Lennon Brown worked as an IT contractor and then a full-time employee for Citibank. He was told in a performance review that his work was substandard, something that he thought was unfair and offensive.
Shut it Down
So before he left work that day, Lennon transmitted some code to the Citibank Global Control Center routers that erased the configuration files in 90 percent of the routers, shutting down 90 percent of all of Citibank’s networks across North America. It may have felt good to him in the moment to stick it to his employers but the stunt ended up landing him in jail for 21 months and costing him $77,200 in restitution.
Richard Neale co-founded the tech security firm Esselar in 2009 and was the company’s director until 2013, when he left after a dispute with a colleague over an insurance payment. He sold off all of his shares but still held on to a lot of bitterness over his departure.
Not So Secure
He would exact his revenge in the following year when Esselar was doing a security demonstration for Aviva, an insurance company. On the night of the demonstration, Neale hacked Aviva’s system and wiped data from 900 of their phones. Naturally, Esselar lost Aviva’s business, costing them the £80,000-per-year contract. But the hack was traced back to Neale and he spent 18 months behind bars for it.
Jim Knight was the head chef at a pub named The Plough in Oxfordshire, UK. He apparently wanted a weekend and Christmas day off and his boss didn’t want to give it to him. It was such a sticking point for the two of them that Knight ended up fired over it. He would get his revenge via The Plough’s twitter account, which he had access to.
Airing it Out
His first tweet said “We’d like to inform you that we’ve just fired our head chef.” He went on to say “Unfortunately he wanted to have a weekend off this month and Christmas day this year for family commitments so we thought we’d sack him,” and “We don’t care that he has a 7 1/2 month old baby daughter.” Needless to say, it wasn’t great publicity for the pub.
Salt in The Wound
Juan Rodriguez was an employee who was fired from his job at a Fairfield Inn & Suites, a Marriott subsidiary. He said he’d also heard from other employees that his former assistant GM was planning to make up a story about him renting rooms under the table so he couldn’t get unemployment.
As payback, he connected to Marriott’s booking network with a company password and just started slashing rates. He switched the cost of rooms that usually went for $160-$500 down to as low as $12. In the time before the company caught the changes, thousands of rooms were rented, costing them more than $50,000. “I actually wanted them to work. I also wanted to teach them not to keep your password out there,” Juan said.

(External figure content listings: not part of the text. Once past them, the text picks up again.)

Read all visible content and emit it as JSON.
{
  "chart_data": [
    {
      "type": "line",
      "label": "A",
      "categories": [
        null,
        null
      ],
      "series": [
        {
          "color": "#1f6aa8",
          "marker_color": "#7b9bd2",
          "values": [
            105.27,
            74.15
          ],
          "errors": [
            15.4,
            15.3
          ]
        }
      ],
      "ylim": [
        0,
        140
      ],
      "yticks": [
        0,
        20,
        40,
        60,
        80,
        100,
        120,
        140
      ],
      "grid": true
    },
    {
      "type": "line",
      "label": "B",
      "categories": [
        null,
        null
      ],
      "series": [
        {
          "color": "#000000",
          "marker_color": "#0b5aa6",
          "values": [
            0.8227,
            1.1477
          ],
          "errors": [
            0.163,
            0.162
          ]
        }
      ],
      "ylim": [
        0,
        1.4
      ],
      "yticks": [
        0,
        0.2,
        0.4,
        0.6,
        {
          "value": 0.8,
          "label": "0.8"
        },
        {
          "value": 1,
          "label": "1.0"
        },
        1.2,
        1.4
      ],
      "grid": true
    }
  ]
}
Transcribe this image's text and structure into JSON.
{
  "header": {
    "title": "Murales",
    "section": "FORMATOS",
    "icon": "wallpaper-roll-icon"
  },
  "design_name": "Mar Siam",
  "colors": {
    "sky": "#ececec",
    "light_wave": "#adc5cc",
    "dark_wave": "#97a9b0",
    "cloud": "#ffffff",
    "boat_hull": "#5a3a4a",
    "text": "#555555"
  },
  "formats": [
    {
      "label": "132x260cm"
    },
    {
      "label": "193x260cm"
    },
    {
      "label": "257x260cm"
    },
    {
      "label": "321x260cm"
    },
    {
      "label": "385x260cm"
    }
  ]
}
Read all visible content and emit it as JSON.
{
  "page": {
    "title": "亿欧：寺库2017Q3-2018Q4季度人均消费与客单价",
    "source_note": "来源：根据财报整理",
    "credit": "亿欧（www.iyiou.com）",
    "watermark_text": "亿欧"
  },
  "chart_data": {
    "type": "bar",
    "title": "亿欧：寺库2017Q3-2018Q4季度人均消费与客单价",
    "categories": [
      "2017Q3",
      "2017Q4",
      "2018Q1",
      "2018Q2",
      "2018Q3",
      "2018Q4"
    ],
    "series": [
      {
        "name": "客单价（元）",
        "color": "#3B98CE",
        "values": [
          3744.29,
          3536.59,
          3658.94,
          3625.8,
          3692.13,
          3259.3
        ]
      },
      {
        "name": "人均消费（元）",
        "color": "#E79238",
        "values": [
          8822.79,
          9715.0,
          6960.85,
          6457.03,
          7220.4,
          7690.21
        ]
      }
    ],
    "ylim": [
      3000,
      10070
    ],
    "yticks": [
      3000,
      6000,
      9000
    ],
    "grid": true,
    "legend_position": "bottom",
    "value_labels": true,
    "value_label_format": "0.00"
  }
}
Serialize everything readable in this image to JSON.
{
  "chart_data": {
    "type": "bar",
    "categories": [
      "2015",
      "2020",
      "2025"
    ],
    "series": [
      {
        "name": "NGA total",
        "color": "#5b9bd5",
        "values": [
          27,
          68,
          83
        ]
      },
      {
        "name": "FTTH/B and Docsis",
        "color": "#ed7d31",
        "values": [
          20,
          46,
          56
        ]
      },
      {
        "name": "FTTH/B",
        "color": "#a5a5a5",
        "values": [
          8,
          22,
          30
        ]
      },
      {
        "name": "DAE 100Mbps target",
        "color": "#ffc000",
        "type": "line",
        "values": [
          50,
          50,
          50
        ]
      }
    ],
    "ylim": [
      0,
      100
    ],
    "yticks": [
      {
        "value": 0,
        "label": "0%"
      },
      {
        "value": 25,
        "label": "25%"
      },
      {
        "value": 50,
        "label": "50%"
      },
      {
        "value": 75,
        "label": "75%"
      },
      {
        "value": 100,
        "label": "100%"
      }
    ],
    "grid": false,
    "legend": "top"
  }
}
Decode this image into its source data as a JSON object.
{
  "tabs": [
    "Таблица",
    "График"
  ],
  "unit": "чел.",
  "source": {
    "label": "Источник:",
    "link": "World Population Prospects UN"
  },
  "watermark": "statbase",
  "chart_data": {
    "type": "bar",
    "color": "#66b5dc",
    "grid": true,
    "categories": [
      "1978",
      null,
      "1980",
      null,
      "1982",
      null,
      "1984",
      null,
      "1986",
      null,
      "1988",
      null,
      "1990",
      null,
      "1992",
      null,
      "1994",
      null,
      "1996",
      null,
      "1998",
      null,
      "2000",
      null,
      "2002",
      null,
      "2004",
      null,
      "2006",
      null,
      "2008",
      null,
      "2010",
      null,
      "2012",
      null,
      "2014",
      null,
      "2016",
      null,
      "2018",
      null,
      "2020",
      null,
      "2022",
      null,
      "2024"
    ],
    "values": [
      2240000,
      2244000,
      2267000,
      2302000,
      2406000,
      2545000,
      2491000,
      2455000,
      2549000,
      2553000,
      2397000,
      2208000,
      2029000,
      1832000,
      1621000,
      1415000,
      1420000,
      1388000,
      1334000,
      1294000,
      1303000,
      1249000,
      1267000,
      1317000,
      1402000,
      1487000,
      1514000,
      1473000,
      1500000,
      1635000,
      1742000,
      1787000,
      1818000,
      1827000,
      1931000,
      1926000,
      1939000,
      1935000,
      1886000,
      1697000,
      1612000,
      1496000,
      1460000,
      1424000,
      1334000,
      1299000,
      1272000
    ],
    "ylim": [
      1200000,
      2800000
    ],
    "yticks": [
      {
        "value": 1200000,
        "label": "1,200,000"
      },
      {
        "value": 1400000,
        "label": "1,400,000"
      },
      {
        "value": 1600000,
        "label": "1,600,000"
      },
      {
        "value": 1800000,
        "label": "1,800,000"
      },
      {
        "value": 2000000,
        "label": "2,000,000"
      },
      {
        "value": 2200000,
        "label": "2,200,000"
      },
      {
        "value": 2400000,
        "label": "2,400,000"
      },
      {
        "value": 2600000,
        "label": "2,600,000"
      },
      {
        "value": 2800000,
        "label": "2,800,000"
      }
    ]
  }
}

Marie Cooley’s story doesn’t quite count as revenge for reasons you’ll see later. The Jacksonville administrative assistant saw a newspaper ad from her architectural firm looking to fill a position that sounded a lot like her job and the phone number for the ad was her boss’s. She naturally assumed she would be fired so to take revenge, she erased seven years worth of blueprints, worth $2.5 million.
She was the only person besides her boss who had access to the files so it didn’t take police long to figure out who was responsible. Shortly after she was arrested for her crime, she found out the job ad was for her boss’ wife’s firm, meaning her “revenge” was for nothing at all.
We’ll end with the craziest revenge story, which happened in Pune, India. Abdul Shaikh and Nabi Nadaf were two men who worked for an outsourcing company but were fired or repeatedly harassing female employees.
Let it Burn
But that wasn’t the only firing that would take place. The two men returned to the office and set the office furniture on fire. They even thought to burn the CCTV cameras to conceal their identities but they didn’t get them all. They were spotted, identified, and charged with their crimes.